Friday, December 30, 2022

Moonfall

  In director Roland Emmerich's new disasterpiece Moonfall, the moon comes so close to the earth that not only does it reach the stratosphere, it shears off a peak in the Rockies.

 Its gravity pulls off the tip of the Chrysler building and deposits it on the other side of the country (mostly intact, of course, so you can recognize it).

 Ladies and gentlemen, we have reached peak Emmerich; he's going to really struggle to top that.


 I'm struggling to find words to express just how dumb this movie is. Calling it an insult to your intelligence is an insult to insults to your intelligence.
 But it all comes to expectations in the end; It doesn't make sense to go watch the latest from one of the brains behind 2012 and Independence Day expecting anything but undiluted idiocy.
 I hadn't seen anything of his in more than a decade, but after watching Troll, which is pretty much a (very) slightly less dumb, Finnish version of a Roland Emmerich opus, I got curious what the man himself was up to. Spoilers: I didn't hate it!

 Things start out quietly enough: on a routine space shuttle mission, three astronauts run into an sentient inkblot of ferrofluid-like matter, which proceeds to attack them, blasting their electronics and leaving them stranded in the ionosphere. The astronauts are played by Halle Berry, Patrick Wilson, and an unknown black actor- guess one which one dies? In any case, Berry is left unconscious and Wilson heroically brings the shuttle back to earth only with manual controls.

 You'd think to a hero's welcome, but in the Emmerichverse organizations and institutions are evil and corrupt, there to make things harder for the heroic individuals who actually get shit done- so the NASA turns on him and makes him a scapegoat.

 Ten years or so later Brian (Wilson's character) is almost destitute and estranged from his wife and son, which sets up the overtly familiar (pun not intended) and deeply deeply shitty drama that will ensue. We're also introduced to KC, a conspiracy theorist (John Bradley) who, just like real-life conspiracy nuts, is a loveable, cuddly teddy bear of an Englishman (he even talks like a kid's show presenter).
 KC's pet project is Dyson Spheres and other superstructures, which seems like a weird and very wholesome subject for a conspiracy theorist these days, but there you go. He's been gathering data and has discovered that the moon is going off its orbit, setting it on a collision course with earth.

 (Trigger warning - besides all the enabling of conspiracy-mindset bullshit , which of course turns out to be 100% correct, there are a couple of instances of Elon Musk being mentioned in near-orgasmic tones; SpaceX has a small part in saving the earth.)

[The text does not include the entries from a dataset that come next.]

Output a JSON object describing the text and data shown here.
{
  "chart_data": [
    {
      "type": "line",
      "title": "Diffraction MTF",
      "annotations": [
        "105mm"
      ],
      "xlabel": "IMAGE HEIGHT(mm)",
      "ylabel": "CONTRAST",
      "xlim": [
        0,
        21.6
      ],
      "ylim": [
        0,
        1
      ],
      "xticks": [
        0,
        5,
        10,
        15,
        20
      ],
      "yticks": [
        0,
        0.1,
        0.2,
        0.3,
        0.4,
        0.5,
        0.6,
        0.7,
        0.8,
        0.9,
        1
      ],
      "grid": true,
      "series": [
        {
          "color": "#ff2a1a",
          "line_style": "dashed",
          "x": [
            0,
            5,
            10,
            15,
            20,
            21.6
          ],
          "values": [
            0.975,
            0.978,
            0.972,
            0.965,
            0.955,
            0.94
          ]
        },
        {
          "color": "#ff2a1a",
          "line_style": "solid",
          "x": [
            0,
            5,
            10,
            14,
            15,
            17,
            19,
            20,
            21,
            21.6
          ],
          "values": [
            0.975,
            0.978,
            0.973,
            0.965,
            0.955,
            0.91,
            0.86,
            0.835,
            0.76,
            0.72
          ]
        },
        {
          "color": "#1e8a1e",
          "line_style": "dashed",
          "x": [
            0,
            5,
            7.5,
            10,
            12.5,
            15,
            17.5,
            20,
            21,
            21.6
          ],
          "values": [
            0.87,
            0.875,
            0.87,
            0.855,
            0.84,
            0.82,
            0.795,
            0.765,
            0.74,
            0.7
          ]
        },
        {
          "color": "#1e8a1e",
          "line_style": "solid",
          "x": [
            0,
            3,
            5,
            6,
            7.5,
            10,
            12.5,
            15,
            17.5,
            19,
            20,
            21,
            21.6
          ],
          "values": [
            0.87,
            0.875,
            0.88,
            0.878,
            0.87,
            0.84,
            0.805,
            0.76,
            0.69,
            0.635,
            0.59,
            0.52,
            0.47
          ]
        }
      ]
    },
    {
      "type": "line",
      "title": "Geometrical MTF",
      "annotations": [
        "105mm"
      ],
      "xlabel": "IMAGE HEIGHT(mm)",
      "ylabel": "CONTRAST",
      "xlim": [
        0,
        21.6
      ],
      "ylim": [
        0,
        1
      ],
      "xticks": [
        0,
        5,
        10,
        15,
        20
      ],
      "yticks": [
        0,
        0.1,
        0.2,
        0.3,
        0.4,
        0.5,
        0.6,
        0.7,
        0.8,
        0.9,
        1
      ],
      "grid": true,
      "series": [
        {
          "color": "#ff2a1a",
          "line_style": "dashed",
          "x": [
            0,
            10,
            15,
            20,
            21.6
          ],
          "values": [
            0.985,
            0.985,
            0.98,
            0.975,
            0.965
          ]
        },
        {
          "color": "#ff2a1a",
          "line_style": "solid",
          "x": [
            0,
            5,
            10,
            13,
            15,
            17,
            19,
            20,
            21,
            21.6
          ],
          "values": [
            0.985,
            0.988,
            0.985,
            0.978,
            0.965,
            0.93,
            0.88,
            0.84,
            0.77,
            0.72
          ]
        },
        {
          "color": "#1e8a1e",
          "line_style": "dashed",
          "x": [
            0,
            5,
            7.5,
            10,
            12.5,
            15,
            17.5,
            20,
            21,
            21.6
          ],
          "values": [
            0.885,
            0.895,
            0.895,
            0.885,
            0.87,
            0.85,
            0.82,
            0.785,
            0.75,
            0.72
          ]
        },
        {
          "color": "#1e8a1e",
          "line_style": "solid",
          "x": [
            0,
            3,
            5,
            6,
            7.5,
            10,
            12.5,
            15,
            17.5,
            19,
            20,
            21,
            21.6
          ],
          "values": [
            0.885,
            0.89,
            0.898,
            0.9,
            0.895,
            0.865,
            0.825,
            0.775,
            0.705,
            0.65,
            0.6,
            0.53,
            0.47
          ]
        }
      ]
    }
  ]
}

 The NASA has also noticed the moon's inconstancy, but they're trying to cover things up because that's what institutions are for, right? they quickly put together a mission to the moon to see what's up, and what's up is that the moon now has a huge hole. When probed, the black ferrofluid blob (which, by the way, is a very unimaginative shorthand for nanobots) comes out and kills everyone.

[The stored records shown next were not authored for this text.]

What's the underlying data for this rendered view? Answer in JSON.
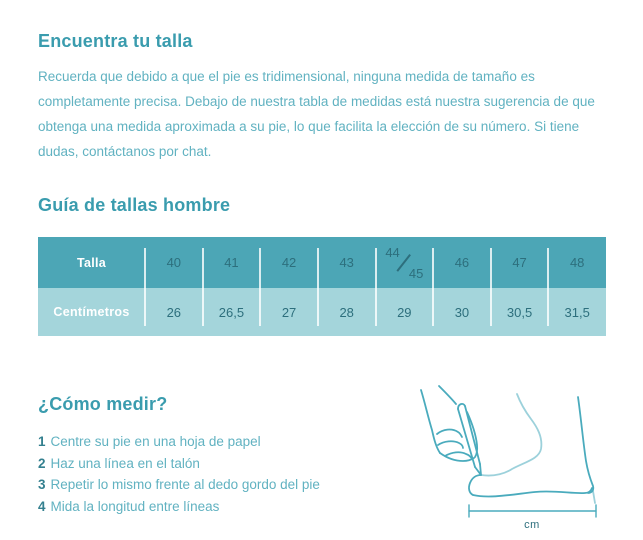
{
  "colors": {
    "heading": "#3a9cae",
    "body_text": "#61b2c1",
    "step_number": "#34808f",
    "table_header_bg": "#4ca6b6",
    "table_row_bg": "#a4d5db",
    "table_value_text": "#2d6f7d",
    "table_label_text": "#ffffff",
    "illustration_stroke": "#4aabbd",
    "background": "#ffffff"
  },
  "intro": {
    "title": "Encuentra tu talla",
    "body": "Recuerda que debido a que el pie es tridimensional, ninguna medida de tamaño es completamente precisa. Debajo de nuestra tabla de medidas está nuestra sugerencia de que obtenga una medida aproximada a su pie, lo que facilita la elección de su número. Si tiene dudas, contáctanos por chat."
  },
  "size_guide": {
    "title": "Guía de tallas hombre",
    "table": {
      "rows": [
        {
          "label": "Talla",
          "values": [
            "40",
            "41",
            "42",
            "43",
            "44/45",
            "46",
            "47",
            "48"
          ]
        },
        {
          "label": "Centímetros",
          "values": [
            "26",
            "26,5",
            "27",
            "28",
            "29",
            "30",
            "30,5",
            "31,5"
          ]
        }
      ]
    }
  },
  "how_to_measure": {
    "title": "¿Cómo medir?",
    "steps": [
      {
        "number": "1",
        "text": "Centre su pie en una hoja de papel"
      },
      {
        "number": "2",
        "text": "Haz una línea en el talón"
      },
      {
        "number": "3",
        "text": "Repetir lo mismo frente al dedo gordo del pie"
      },
      {
        "number": "4",
        "text": "Mida la longitud entre líneas"
      }
    ],
    "illustration": {
      "unit_label": "cm"
    }
  }
}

 At the thirty minute mark the movie finally kicks into gear when a giant wave hits LA. That's... actually pretty efficient for this sort of  thing! From there the movie starts splicing its raison d'etre (splosions and buildings breaking) into its boring exposition and drama, which is a definite improvement.
 Things end up with another space mission with our three intrepid protagonists going to the moon and into it. Because, you see it was actually hollow, a Dyson sphere all along! Complete with a captive white dwarf star to power it! KC was right! (Never mind that the smallest known white dwarf is roughly the size of the moon; that's actually one of this movie's lesser liberties with basic science and physics)

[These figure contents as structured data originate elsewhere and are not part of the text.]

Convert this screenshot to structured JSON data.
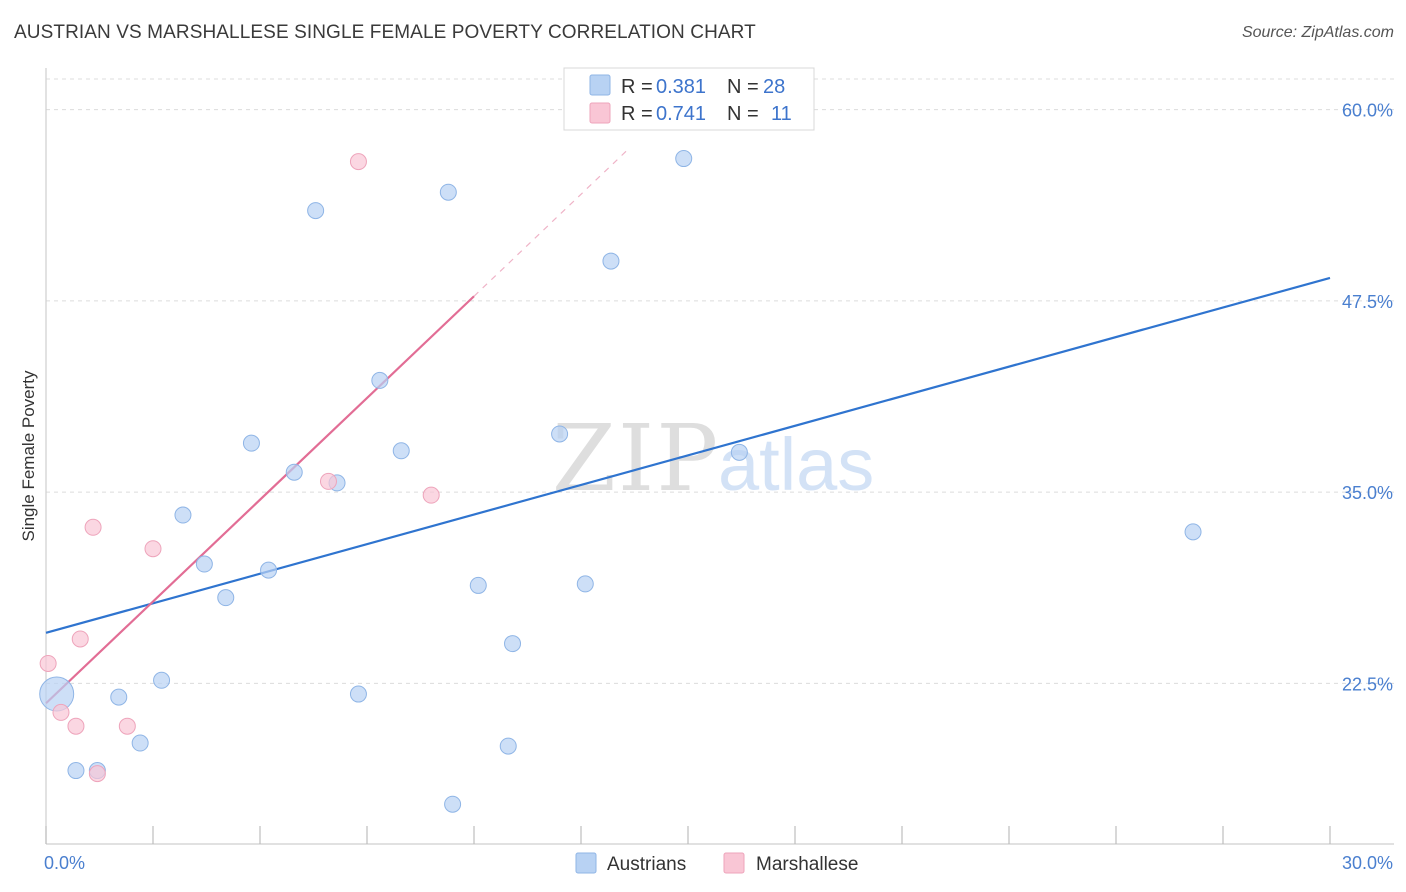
{
  "header": {
    "title": "AUSTRIAN VS MARSHALLESE SINGLE FEMALE POVERTY CORRELATION CHART",
    "source": "Source: ZipAtlas.com"
  },
  "watermark": {
    "zip": "ZIP",
    "atlas": "atlas"
  },
  "legend": {
    "austrians": {
      "r_label": "R =",
      "r_value": "0.381",
      "n_label": "N =",
      "n_value": "28"
    },
    "marshallese": {
      "r_label": "R =",
      "r_value": "0.741",
      "n_label": "N =",
      "n_value": "11"
    }
  },
  "colors": {
    "austrians_fill": "#b8d2f3",
    "austrians_stroke": "#8fb5e6",
    "austrians_line": "#2f74cf",
    "marshallese_fill": "#f9c6d5",
    "marshallese_stroke": "#eea4bb",
    "marshallese_line": "#e26d95",
    "grid": "#dcdcdc",
    "tick_text": "#4a7fcf"
  },
  "chart_data": {
    "type": "scatter",
    "title": "AUSTRIAN VS MARSHALLESE SINGLE FEMALE POVERTY CORRELATION CHART",
    "xlabel": "",
    "ylabel": "Single Female Poverty",
    "xlim": [
      0,
      30
    ],
    "ylim": [
      12,
      62
    ],
    "x_tick_labels": [
      "0.0%",
      "30.0%"
    ],
    "y_ticks": [
      22.5,
      35.0,
      47.5,
      60.0
    ],
    "y_tick_labels": [
      "22.5%",
      "35.0%",
      "47.5%",
      "60.0%"
    ],
    "grid": true,
    "legend_position": "top-center",
    "series": [
      {
        "name": "Austrians",
        "points": [
          {
            "x": 0.25,
            "y": 21.8,
            "large": true
          },
          {
            "x": 0.7,
            "y": 16.8
          },
          {
            "x": 1.2,
            "y": 16.8
          },
          {
            "x": 1.7,
            "y": 21.6
          },
          {
            "x": 2.2,
            "y": 18.6
          },
          {
            "x": 2.7,
            "y": 22.7
          },
          {
            "x": 3.2,
            "y": 33.5
          },
          {
            "x": 3.7,
            "y": 30.3
          },
          {
            "x": 4.2,
            "y": 28.1
          },
          {
            "x": 4.8,
            "y": 38.2
          },
          {
            "x": 5.2,
            "y": 29.9
          },
          {
            "x": 5.8,
            "y": 36.3
          },
          {
            "x": 6.3,
            "y": 53.4
          },
          {
            "x": 6.8,
            "y": 35.6
          },
          {
            "x": 7.3,
            "y": 21.8
          },
          {
            "x": 7.8,
            "y": 42.3
          },
          {
            "x": 8.3,
            "y": 37.7
          },
          {
            "x": 9.4,
            "y": 54.6
          },
          {
            "x": 9.5,
            "y": 14.6
          },
          {
            "x": 10.1,
            "y": 28.9
          },
          {
            "x": 10.8,
            "y": 18.4
          },
          {
            "x": 10.9,
            "y": 25.1
          },
          {
            "x": 12.0,
            "y": 38.8
          },
          {
            "x": 12.6,
            "y": 29.0
          },
          {
            "x": 13.2,
            "y": 50.1
          },
          {
            "x": 14.9,
            "y": 56.8
          },
          {
            "x": 16.2,
            "y": 37.6
          },
          {
            "x": 26.8,
            "y": 32.4
          }
        ],
        "trend": {
          "x1": 0.0,
          "y1": 25.8,
          "x2": 30.0,
          "y2": 49.0
        }
      },
      {
        "name": "Marshallese",
        "points": [
          {
            "x": 0.05,
            "y": 23.8
          },
          {
            "x": 0.35,
            "y": 20.6
          },
          {
            "x": 0.7,
            "y": 19.7
          },
          {
            "x": 0.8,
            "y": 25.4
          },
          {
            "x": 1.1,
            "y": 32.7
          },
          {
            "x": 1.2,
            "y": 16.6
          },
          {
            "x": 1.9,
            "y": 19.7
          },
          {
            "x": 2.5,
            "y": 31.3
          },
          {
            "x": 6.6,
            "y": 35.7
          },
          {
            "x": 7.3,
            "y": 56.6
          },
          {
            "x": 9.0,
            "y": 34.8
          }
        ],
        "trend": {
          "x1": 0.0,
          "y1": 21.2,
          "x2": 10.0,
          "y2": 47.8
        },
        "trend_extension": {
          "x1": 10.0,
          "y1": 47.8,
          "x2": 13.6,
          "y2": 57.4
        }
      }
    ]
  }
}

 Meanwhile in the B-story, Brian's son takes an overland trek amidst the moon-caused apocalypse as he escorts Halle Berry's character's son (ugh!) to get to an underground shelter in Colorado; incredibly stupid things keep happening all around them.

 You have to shut off your brain at one point, not just to enjoy this, but to survive it; plausibility was never, ever even a minor concern for Emmerich, nor was letting minor details like basic physics get in the way of whatever hare-brain scene he's conceived. This is, if I haven't made myself clear by now, a really fucking dumb movie. However, the mostly CGI mayhem can sometimes be beautiful, as shots of the moon flying close to the earth often are here, and when the protagonists finally get an explanation for the lunatic goings-on, it's an unexpectedly ambitious (if still pretty dumb) slice of sci-fi.

 I expected a piece of shit, in other words, and got one, but... it's a fun piece of shit. It helps that it wasn't as disaster-porny as it looked, and had some other elements to it. Aside from the first half hour and a couple of dead spots later the pacing runs at a clip, which doesn't do wonders for the storytelling, but since the movie is what it is, it's no loss; at least it keeps things moving.
Low expectations were met. Huzzah, bah humbug, etcetera!